Applications or platforms that include IncomeConductor, IncomeDiscovery, IncomeLab and a few others are examples of these tools. I would like to see them better tracked or included in similar surveys. The 2024 T3 Inside Information Software Survey showed that total market penetration of this category (which labels these tools as retirement distribution planning tools) grew from 10% in 2021 to a little over 15% of advisors using them in 2024. I’m hopeful that this pace will pick up if not by choice among advisors, then out of necessity as 11,400 Americans will reach age 65 every day in 2025 or 4.18 million in total for the year, according to Alliance for Lifetime Income research announced in January.
Orion’s Wealthtech Survey of Advisors
I found the advisor wealthtech survey less interesting. Many things were similar year-over-year. For example, the biggest gripe among advisors about their tech stacks remains the lack of integration, referred to as “disconnected solutions;” 24% of advisors selected this as their top technology pain point versus 25% last year.
Two things did catch my eye as I looked closely at the results.
First, was that 43% of advisors planned to increase their investment in AI-powered tools in 2025 versus 24% who planned to spend the same as last year. At first glance, it was interesting to find that 68% of advisors reported using some type of AI technology. This, however, covers too much ground and could include everything from free generative AI from OpenAI or Google for basic web research to a portfolio analytics package. We have reached the point where all our surveys on AI usage need to be more granular and start exploring the specific types of tools or products advisors are using.
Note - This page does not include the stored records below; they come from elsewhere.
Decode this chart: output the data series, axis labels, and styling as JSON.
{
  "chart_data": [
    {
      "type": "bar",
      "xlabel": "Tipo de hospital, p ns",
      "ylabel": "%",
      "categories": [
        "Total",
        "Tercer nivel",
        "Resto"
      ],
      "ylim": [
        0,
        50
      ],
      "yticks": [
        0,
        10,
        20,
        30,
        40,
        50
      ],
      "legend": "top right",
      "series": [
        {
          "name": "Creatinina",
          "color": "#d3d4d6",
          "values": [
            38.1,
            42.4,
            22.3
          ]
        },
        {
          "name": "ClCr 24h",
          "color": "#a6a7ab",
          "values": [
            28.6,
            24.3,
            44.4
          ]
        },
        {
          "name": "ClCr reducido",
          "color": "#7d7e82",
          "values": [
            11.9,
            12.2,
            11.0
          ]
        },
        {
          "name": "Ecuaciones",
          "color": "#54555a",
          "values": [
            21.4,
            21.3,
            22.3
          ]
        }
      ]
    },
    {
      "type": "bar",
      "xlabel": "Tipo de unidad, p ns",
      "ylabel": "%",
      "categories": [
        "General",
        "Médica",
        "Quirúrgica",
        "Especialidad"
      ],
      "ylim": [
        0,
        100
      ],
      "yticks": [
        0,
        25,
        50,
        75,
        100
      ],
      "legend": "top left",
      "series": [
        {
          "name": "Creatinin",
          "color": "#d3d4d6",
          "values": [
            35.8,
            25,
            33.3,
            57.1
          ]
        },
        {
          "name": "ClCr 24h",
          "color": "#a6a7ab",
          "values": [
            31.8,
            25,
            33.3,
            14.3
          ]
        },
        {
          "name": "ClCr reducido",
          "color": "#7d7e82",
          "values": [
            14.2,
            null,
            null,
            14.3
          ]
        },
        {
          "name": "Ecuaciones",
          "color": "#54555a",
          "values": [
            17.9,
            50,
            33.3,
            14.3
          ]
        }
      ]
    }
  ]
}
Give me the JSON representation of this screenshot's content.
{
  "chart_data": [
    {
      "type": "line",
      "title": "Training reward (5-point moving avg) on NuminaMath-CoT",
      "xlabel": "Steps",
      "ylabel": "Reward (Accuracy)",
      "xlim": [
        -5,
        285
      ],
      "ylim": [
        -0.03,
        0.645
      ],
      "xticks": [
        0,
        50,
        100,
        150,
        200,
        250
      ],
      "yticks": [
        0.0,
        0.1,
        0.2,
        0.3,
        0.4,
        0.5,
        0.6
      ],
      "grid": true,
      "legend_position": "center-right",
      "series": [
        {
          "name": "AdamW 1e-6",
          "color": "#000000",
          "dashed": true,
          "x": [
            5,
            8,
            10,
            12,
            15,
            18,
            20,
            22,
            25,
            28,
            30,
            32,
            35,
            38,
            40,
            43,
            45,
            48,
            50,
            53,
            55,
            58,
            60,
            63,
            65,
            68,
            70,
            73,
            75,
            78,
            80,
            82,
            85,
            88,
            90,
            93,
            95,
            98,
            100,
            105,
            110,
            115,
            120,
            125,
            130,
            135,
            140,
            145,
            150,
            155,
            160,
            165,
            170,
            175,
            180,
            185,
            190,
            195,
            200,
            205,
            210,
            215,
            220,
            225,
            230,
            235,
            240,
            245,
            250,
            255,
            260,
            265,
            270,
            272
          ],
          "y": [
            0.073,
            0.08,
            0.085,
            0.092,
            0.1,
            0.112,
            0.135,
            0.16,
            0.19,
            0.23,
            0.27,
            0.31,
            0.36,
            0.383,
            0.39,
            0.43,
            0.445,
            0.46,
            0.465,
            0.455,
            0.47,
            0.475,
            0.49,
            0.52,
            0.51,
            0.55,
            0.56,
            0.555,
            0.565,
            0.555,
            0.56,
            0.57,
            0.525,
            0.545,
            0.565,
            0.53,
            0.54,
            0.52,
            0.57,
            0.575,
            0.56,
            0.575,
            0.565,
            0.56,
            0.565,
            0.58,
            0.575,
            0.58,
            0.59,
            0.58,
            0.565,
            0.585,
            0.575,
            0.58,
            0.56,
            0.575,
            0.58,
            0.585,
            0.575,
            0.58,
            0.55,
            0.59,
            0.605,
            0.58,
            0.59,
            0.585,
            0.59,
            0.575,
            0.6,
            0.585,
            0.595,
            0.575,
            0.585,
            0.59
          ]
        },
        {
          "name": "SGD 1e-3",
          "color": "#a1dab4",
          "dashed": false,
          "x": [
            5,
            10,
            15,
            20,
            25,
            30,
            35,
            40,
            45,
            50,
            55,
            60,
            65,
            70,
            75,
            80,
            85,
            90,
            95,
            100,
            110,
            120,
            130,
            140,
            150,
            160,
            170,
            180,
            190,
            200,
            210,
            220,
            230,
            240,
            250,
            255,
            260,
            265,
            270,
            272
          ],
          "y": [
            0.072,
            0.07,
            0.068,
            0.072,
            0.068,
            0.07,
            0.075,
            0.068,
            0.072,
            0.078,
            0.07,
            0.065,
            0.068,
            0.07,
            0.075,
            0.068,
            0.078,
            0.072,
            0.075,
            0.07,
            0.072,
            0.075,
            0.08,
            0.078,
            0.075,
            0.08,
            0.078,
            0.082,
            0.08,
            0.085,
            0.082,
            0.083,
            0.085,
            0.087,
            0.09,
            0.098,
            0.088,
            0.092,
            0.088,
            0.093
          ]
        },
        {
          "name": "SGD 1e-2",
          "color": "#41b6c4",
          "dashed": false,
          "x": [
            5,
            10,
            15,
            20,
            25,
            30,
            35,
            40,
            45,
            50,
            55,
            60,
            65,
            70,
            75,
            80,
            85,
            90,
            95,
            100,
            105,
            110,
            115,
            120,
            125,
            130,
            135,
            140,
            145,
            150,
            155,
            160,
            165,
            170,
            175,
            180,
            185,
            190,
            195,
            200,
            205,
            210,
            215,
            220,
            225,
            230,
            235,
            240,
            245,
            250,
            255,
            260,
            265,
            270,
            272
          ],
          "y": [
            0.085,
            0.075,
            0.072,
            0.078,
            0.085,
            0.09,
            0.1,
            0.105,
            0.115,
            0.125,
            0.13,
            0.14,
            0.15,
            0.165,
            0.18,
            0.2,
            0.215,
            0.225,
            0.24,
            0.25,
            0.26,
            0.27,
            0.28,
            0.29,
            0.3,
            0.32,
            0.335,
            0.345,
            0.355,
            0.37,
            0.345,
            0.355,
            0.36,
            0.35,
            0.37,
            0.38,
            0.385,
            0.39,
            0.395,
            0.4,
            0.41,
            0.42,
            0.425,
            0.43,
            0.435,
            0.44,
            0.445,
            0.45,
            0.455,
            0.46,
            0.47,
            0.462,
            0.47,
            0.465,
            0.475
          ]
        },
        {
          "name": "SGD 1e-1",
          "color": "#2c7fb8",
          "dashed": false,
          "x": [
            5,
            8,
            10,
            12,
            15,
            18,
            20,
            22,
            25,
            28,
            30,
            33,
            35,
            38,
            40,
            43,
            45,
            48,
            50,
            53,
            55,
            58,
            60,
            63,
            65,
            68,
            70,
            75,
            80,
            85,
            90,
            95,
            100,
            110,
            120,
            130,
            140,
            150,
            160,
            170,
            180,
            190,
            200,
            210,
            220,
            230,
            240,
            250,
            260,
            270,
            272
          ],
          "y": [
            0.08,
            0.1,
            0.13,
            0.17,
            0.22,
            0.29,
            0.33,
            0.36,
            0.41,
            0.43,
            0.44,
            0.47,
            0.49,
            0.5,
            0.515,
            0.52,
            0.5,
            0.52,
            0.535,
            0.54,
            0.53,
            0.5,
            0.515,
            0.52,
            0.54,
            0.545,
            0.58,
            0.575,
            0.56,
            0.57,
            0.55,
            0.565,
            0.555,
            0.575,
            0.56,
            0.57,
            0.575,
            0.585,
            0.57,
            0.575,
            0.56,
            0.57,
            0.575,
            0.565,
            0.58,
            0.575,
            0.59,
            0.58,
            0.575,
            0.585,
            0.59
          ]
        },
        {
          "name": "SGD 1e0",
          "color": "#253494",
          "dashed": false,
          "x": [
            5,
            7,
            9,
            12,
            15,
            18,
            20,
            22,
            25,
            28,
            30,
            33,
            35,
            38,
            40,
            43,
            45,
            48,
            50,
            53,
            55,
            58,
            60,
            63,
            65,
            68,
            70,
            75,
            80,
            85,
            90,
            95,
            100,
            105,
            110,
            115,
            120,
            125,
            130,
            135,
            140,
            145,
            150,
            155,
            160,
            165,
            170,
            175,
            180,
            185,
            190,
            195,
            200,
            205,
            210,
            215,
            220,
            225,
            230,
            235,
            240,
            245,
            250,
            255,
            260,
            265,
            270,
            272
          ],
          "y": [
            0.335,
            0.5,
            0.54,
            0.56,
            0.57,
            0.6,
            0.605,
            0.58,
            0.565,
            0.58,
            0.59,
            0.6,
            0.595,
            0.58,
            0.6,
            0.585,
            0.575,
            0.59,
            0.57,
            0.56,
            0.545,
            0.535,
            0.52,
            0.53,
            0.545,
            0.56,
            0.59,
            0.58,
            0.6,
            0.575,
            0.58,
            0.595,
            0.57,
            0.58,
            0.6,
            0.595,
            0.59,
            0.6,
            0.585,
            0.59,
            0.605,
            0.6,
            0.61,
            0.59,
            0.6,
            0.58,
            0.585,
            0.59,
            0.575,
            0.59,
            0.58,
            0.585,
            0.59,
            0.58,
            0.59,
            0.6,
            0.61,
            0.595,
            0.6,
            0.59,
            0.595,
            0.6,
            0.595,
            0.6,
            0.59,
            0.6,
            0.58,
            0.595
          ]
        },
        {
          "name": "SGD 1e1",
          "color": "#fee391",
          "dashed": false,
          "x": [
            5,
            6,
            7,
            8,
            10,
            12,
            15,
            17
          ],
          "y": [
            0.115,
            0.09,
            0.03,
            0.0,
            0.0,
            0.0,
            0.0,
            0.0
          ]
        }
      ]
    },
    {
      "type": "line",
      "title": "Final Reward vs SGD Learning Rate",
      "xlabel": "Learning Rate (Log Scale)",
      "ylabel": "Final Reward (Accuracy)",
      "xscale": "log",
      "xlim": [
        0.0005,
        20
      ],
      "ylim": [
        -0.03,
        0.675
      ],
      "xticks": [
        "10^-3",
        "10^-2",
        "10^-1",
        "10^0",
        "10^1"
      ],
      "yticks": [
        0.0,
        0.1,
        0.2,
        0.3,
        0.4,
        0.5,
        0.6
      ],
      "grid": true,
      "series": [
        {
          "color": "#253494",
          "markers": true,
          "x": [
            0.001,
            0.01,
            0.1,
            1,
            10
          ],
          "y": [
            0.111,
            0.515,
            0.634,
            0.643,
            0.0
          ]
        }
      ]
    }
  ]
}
The second finding that interested me was that 27% of advisors plan to increase their spending on lead generation and sales enablement tools. My hope is that this spending goes toward the newer class of innovative, AI-powered, more client—and advisor-personalized products that would include providers like Aidentified, Catchlight, Datalign Advisory, FINNY AI, and others.
In the latest advisor report, 585 advisors were surveyed in December; 285 respondents came from Orion’s internal databases, while 300 were selected from an independent third-party sample.